A Amazónia, lar de uma biodiversidade vital e de povos indígenas – que, enquanto povos reconhecidos, detêm direitos distintos ao abrigo do direito internacional – enfrenta ameaças crescentes de desflorestação, mineração ilegal e indústrias extrativas. Enfatizo o termo “povos” aqui porque é essencial afirmar que os povos indígenas têm direitos iguais aos de qualquer outra nação. Essas pressões se intensificaram durante o governo do presidente brasileiro de extrema-direita Jair Bolsonaro, que Trump elogiou publicamente. A política amazónica de Bolsonaro, caracterizada pela apropriação de terras e extração de recursos, alinhava-se perfeitamente com a atitude desdenhosa de Trump em relação à governação ambiental. A potencial reeleição de Trump poderia reenergizar esta dinâmica perigosa, encorajando uma maior exploração da Amazónia.

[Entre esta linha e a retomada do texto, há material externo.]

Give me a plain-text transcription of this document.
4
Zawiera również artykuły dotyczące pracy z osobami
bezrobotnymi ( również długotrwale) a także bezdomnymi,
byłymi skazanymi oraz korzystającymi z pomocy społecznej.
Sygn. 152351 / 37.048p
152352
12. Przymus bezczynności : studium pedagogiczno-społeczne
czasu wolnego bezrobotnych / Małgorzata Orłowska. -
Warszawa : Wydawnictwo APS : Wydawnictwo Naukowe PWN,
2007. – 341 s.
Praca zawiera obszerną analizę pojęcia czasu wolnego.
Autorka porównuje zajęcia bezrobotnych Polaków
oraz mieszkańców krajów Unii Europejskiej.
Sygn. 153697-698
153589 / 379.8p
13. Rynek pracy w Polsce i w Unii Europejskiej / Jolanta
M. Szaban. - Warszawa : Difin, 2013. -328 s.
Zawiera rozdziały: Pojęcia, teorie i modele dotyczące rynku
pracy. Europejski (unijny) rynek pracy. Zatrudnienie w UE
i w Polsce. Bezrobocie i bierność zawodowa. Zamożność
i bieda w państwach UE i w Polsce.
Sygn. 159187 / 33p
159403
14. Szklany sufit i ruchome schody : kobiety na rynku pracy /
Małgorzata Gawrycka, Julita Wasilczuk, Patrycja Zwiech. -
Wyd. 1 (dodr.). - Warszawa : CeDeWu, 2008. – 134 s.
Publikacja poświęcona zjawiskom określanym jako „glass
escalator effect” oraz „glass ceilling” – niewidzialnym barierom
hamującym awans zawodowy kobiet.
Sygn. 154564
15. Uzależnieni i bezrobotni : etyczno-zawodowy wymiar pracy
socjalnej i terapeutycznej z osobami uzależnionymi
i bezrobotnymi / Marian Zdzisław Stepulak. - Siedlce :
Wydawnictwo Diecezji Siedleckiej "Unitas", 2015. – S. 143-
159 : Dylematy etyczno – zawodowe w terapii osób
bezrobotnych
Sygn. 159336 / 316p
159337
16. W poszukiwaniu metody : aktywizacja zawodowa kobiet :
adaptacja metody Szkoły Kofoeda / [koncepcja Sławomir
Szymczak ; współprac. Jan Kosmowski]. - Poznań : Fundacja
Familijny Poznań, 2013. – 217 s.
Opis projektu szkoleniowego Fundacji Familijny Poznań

É importante lembrar que o atual presidente do Brasil, Luiz Inácio Lula da Silva, derrotou por pouco Jair Bolsonaro nas eleições de 2022. Desde que assumiu o cargo em janeiro de 2023, Lula tem trabalhado para reconstruir o IBAMA, a agência de proteção ambiental do Brasil, e a Fundação Nacional dos Povos Indígenas (FUNAI), ambos desmantelados durante a administração de Bolsonaro. Os povos indígenas estão a pressionar Lula para demarcar mais territórios antes do final do seu mandato. Eles também exigem que o Supremo Tribunal Federal suspenda a lei que contém a tese do Marco Temporal, que afirma que os povos indígenas só têm direito às terras que ocupavam em 5 de outubro de 1988, data em que a Constituição brasileira foi promulgada.
Essa tese já havia sido considerada inconstitucional pelo Supremo Tribunal Federal, mas um Congresso dominado por conservadores e alinhado à agenda de Trump conseguiu incorporá-la à lei que regulamenta a demarcação de terras indígenas. Lula vetou as partes da lei que mantinham o Marco Temporal, mas o bloco ruralista conseguiu anular os vetos.
As histórias dos povos indígenas nas Américas estão intrinsecamente ligadas ao legado do colonialismo e da escravidão. Todos os estados-nação modernos da região foram construídos sobre terras que foram conquistadas, muitas vezes usando mão de obra escravizada. Esse pano de fundo histórico representa um desafio para os processos democráticos contemporâneos e exige uma reavaliação de quem é cidadão nessas sociedades.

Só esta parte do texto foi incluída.